I've read a recent comment in another blog about my original posting on SQLServer2005 and SSIS. I've also been talking with Microsoft on their product line, and improvements that are on the way. While I can't disclose what Microsoft is working on, I can talk about the type of experiment that I'm writing about, and why I staged it the way I did.

Before I launch into the explanations, let me just say that I've been working with Performance and Tuning of overall systems for over 15 years. The sizes of systems that I work on these days are 50 Terabytes to multi-petabytes of information - usually these systems are massive numbers of CPU's, massive numbers of I/O channels (High speed), MPP shared nothing architectures with SMP units underneath, and so on.

The blog I'm replying to is here: http://bencraigo.wordpress.com/2007/04/01/trench-report-ssis-and-sql-server-2005/

What I'm doing is intentional as far as table scans go. I am familiar with the hints that he has suggested, however I have a few comments about those hints.

First, when I deal with transactional data - I like clustered indexes, however when I deal with time-based data warehouse information, clustered indexing can "kill" what otherwise would be a good query plan; regardless of the column choice for clustering.

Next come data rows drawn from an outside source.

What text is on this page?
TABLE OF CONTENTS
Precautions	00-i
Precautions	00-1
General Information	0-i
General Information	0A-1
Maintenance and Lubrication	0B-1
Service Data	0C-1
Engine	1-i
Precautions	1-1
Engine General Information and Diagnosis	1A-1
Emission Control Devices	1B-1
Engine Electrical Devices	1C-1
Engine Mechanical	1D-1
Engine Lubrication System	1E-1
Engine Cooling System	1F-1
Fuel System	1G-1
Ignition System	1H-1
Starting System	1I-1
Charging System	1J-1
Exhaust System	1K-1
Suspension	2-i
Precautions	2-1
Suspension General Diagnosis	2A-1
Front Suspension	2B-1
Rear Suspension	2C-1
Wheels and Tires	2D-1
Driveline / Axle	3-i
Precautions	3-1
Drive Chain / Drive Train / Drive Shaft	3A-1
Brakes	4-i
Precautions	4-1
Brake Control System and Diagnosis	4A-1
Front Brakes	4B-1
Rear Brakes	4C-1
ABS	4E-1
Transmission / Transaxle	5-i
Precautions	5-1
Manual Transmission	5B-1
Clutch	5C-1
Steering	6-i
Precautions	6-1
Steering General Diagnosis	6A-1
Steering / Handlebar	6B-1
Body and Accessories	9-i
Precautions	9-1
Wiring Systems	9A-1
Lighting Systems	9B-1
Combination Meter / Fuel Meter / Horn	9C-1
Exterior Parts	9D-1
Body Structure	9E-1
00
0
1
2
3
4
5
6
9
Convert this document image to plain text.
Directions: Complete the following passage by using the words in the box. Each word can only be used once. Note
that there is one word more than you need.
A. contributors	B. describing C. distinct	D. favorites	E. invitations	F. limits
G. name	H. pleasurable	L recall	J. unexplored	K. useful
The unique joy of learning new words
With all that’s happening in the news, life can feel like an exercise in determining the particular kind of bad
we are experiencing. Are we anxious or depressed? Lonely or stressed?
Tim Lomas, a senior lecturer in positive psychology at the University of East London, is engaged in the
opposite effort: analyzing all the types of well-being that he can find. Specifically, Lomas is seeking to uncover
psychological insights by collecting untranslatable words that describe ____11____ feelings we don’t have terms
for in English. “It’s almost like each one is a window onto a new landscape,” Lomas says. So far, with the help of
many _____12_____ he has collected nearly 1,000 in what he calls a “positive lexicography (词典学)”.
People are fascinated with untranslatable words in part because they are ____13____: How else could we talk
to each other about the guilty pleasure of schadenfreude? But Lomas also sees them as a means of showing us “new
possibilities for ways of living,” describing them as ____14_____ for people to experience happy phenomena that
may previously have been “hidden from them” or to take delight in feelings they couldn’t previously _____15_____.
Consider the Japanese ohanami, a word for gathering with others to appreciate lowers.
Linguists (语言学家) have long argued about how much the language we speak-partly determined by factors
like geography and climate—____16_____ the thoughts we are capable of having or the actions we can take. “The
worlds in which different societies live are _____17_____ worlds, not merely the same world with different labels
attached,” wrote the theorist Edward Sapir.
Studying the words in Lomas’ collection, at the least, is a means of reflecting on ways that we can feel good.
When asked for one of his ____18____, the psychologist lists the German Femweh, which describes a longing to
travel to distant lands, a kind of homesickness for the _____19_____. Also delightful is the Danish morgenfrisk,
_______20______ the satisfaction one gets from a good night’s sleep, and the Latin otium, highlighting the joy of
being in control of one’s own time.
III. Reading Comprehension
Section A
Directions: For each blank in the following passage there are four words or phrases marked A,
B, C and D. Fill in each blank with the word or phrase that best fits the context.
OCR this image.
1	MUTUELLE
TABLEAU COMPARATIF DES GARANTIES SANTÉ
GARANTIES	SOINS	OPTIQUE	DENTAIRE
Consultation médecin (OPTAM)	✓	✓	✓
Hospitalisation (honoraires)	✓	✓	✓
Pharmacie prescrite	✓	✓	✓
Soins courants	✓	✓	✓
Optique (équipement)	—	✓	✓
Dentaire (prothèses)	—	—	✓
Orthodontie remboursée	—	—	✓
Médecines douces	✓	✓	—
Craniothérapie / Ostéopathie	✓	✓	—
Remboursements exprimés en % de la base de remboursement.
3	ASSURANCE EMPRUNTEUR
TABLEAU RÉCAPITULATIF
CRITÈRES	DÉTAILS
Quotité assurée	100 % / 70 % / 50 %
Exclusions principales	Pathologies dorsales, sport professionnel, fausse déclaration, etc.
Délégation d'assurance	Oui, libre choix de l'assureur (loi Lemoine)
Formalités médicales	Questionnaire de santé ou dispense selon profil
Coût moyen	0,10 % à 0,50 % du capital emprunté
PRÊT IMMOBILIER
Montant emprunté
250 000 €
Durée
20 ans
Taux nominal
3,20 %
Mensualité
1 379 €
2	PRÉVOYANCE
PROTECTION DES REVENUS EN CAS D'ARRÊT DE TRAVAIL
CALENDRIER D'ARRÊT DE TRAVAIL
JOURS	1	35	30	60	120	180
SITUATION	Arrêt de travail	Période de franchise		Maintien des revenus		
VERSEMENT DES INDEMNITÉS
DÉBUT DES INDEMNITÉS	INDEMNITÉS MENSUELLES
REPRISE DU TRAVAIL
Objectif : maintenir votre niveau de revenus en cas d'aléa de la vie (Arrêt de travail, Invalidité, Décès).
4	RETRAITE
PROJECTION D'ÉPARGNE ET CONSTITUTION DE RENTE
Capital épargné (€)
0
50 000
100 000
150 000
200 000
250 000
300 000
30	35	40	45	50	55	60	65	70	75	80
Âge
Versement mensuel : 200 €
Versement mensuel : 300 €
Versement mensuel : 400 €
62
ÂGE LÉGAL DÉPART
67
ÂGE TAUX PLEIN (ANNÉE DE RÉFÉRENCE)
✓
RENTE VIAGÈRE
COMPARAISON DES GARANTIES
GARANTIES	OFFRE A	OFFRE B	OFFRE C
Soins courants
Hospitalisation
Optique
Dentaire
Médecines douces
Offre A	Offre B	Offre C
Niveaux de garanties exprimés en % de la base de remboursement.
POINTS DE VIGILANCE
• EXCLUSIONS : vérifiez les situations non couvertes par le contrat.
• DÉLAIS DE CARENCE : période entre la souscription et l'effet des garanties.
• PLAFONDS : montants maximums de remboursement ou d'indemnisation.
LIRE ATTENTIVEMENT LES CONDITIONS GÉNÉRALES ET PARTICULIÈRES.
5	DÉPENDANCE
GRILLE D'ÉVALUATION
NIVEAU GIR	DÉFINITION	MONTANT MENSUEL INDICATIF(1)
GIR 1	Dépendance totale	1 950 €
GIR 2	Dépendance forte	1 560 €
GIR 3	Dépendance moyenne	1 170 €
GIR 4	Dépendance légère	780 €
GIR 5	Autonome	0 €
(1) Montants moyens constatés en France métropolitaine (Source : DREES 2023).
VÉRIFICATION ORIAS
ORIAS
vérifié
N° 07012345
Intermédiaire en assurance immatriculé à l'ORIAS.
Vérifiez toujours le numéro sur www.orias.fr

Second, most of the queries I'm using require 80% of the data or more in the table, it's been proven time and time again that table scans are most efficient when 80% (or more) of the data set is necessary in order to answer the query.

Third, usually the type of data sets I deal with (in volume), SQLServer can't even begin to touch (at least on a laptop). I typically work with 50 Terabytes to 1.5 Petabytes or more, obviously this type of information is on a highly scalable platform with 48 to 64 CPU's, and 64 GB to 200GB of RAM, and multiple disk conections (independantly switched fibre channels).

Fourth in my discussions with Microsoft directly, according to them, they "don't want to play in the super-big (VLDB) arena", however if someone "wants" to scale their SQLServer, they will do everything in their power to help out. Their objective is to be on everyone's desktop at a reasonable price. What I'm suggesting is that if this is their goal, then they need to adjust the performance for "everyone's laptop" - so that a single disk channel, dual RAM bank, and single CPU work in congruance with some level of standard partitioning and performance metrics.

There are additional problems with running SQLServer on a laptop, I'm also running Win32 in which the PageFile.sys is a single-strung read/write (I/O) mechanism - unfortunately this greatly hinders all threaded performance at the I/O level (which is a true bottleneck). I realize that 64 bit Windows, with 64 bit SQLServer may solve several of these issues, however unless I have the horsepower to allow it to work effectively, this solution will "slow me down". In other words, it's not the average laptop that has 64 bit OS, and 64 bit SQLServer, and even if it would, it's not every laptop that would have 6 to 8 GB RAM, with dual quad-core CPU's to run it effectively. Even then, there still remains the question: is PageFile.sys still single strung when the I/O calls to the file are made?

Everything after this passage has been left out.